Some questions to ask yourself if you want to be a data scientist

Print Friendly, PDF & Email
Rate this post

Last October, the Harvard Business Review published an article called “Data Scientist: The Sexiest Job of the 21st Century.” I could virtually hear the rejoicing in the work hallways of analysts, mathematicians, statisticians, and computer scientists everywhere. At last, recognition!

While it is debatable in this case if the job really is sexy or even hip and will make you either, there’s really no question that the rise of analytics and big data are making these skills increasingly in demand. Is this the right job for you?

A good place to start to understand what is needed to be a data scientist is at the INFORMS Analytics Certification website. It costs money to get this, but the program information gives you an idea of the kinds of questions on the test, the sorts of case studies with which you should be comfortable, and the books and websites you can use for further learning.

In a more informal way, let me here ask some questions you should answer about yourself and your knowledge to see if this is a career or job you might consider. I’ve included a few technical questions to encourage you to learn more about some of the disciplines involved.

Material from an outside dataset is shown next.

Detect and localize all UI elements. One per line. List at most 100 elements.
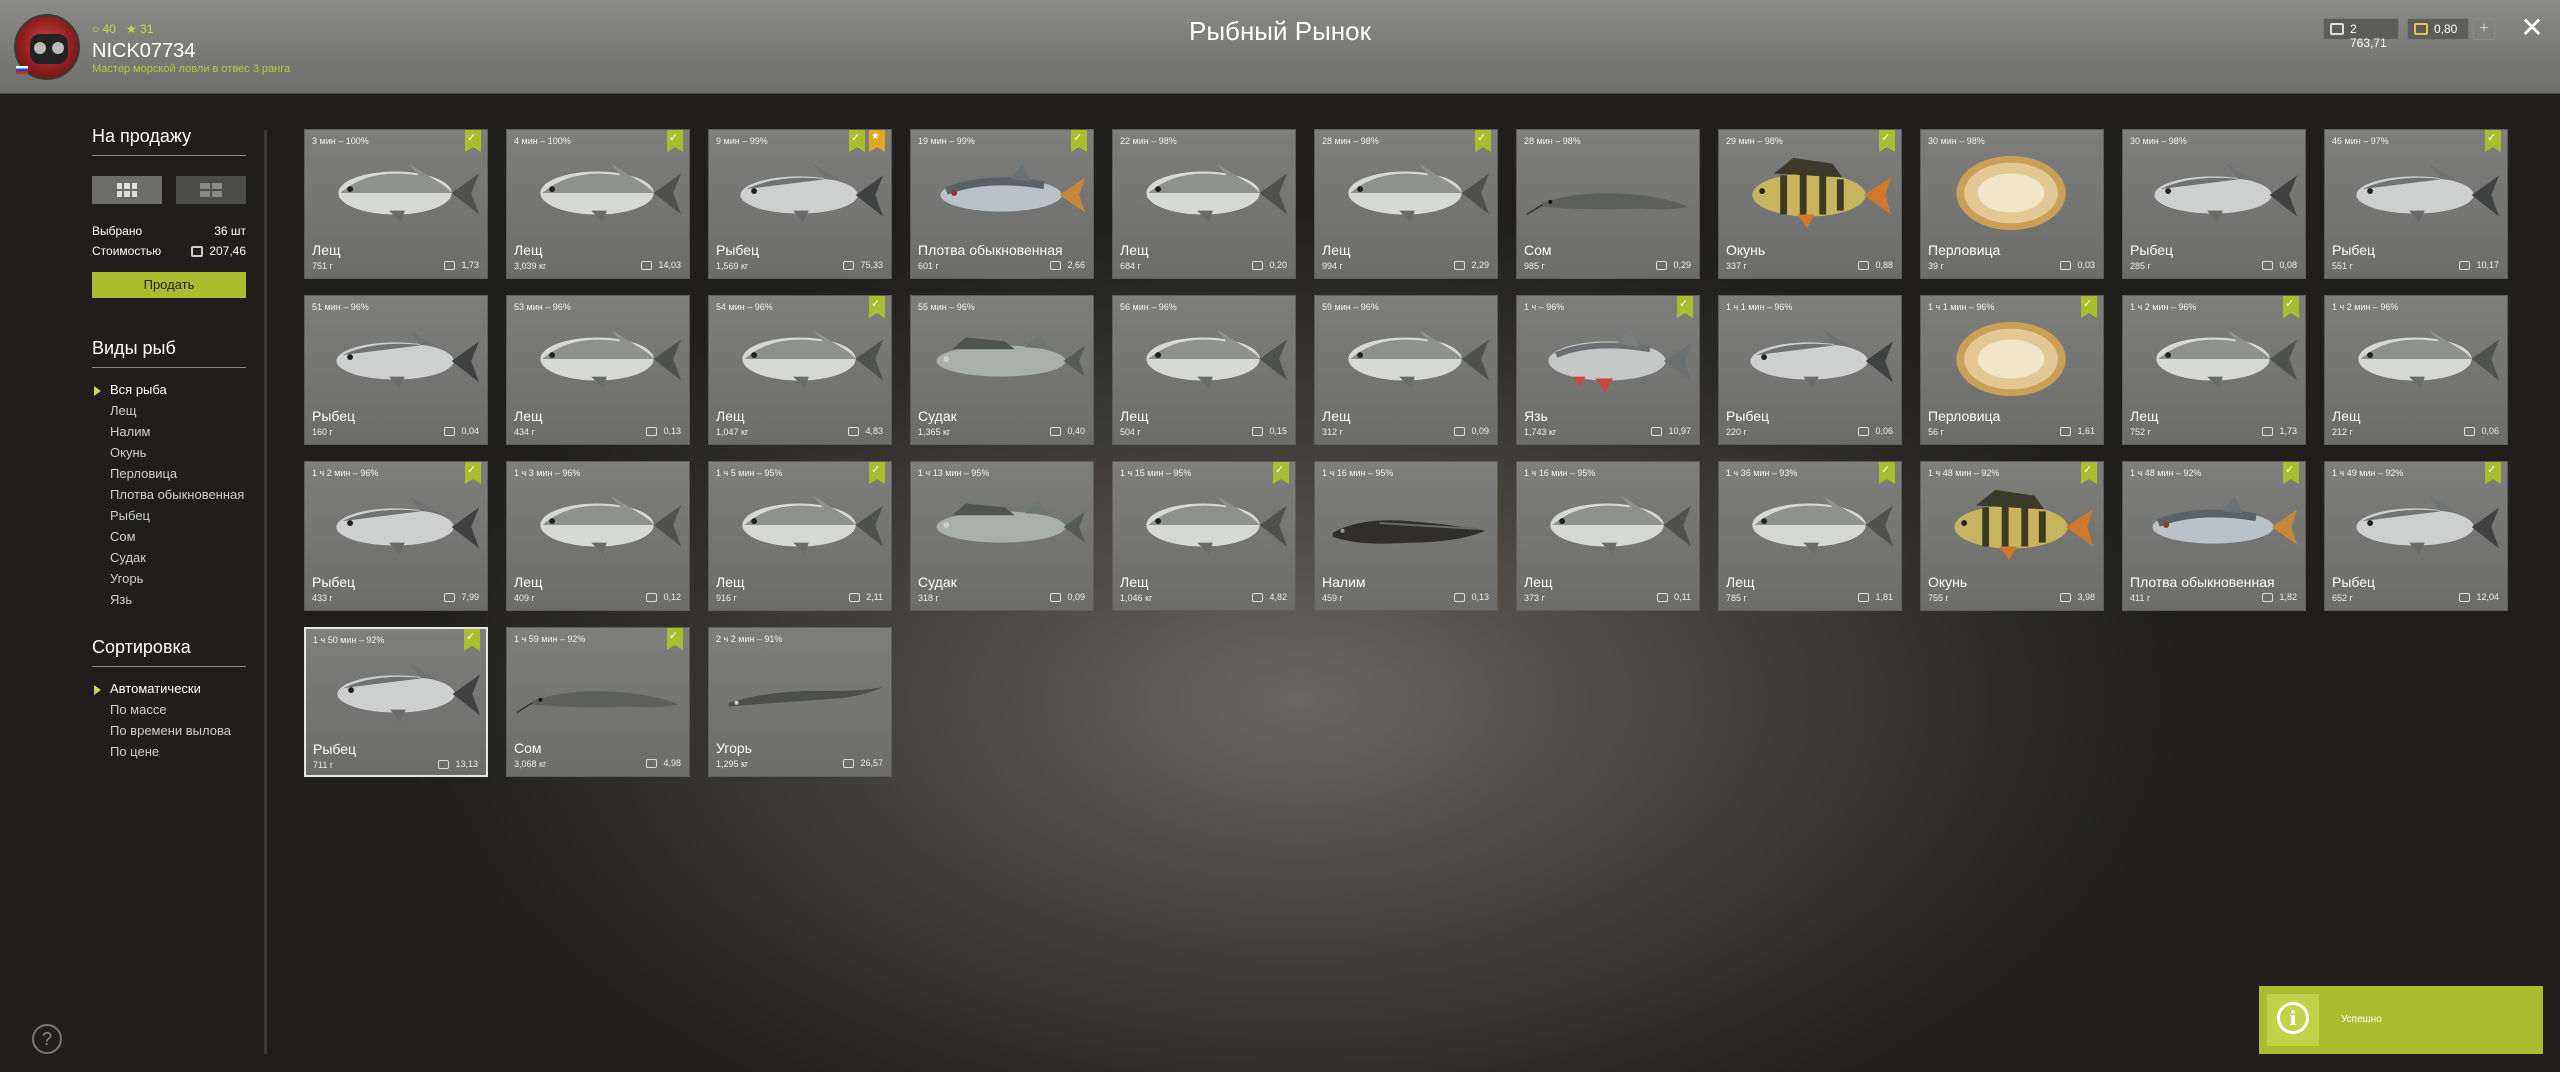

  • Do you suffer from math anxiety? Does solving equations, working with matrices, or making sense of table or graphs scare you? If so, this probably is not the field for you.
  • Are you comfortable with statistics? Could you in your spare time over the next month do what would equate to a first, solid, mathematically sound statistics course? Would you get an A for your efforts? You’ll need statistics to understand the data and to give yourself sanity checks about the conclusions you are drawing.
  • Is Microsoft Excel or OpenOffice Calc your favorite tool in your office productivity suite? Doing real analytics and big data often goes well beyond what you can do in a spreadsheet, but if this kind of software terrifies you, data science might not be a good match.
  • Do you know how services like Netflix choose what movies you would like to watch? Make an educated guess and then go learn some of the techniques. I won’t give you a reference, go explore what you find on the net.
  • Do you understand the differences between descriptive, diagnostic, predictive, and prescriptive analytics? Where does optimization fall among these?
  • Do you like saying the word “stochastic”? Do you know what it means?
  • Who was Andrey Markov and what was his obsession with chains?
  • What criteria and analysis would you use to predict who will win the next World Series, Super Bowl, or World Cup?
  • Under what situations would you use Hadoop, Hive, HBase, Pig, SPSS, R, or CPLEX?
  • How would you go about constructing your personal profile from all the public data about you on the web? This could be from yourself (e.g., your Twitter feed) or produced by others. Include your gender, your approximate age and income, the town in which you live, the high school to which you went, your hobbies, the name of your significant other, the number of children you have, your favorite color, your favorite sport, your best friend’s name, and the color of your hair. Does this scare you?
  • When can Twitter add to your insight about marketing campaigns and when does it just add unnecessary noise?

This is by no means an exhaustive list, but if these topics intrigue you, you have or are willing to get the technical background, and you know who Nate Silver is, you just might have a career in data science.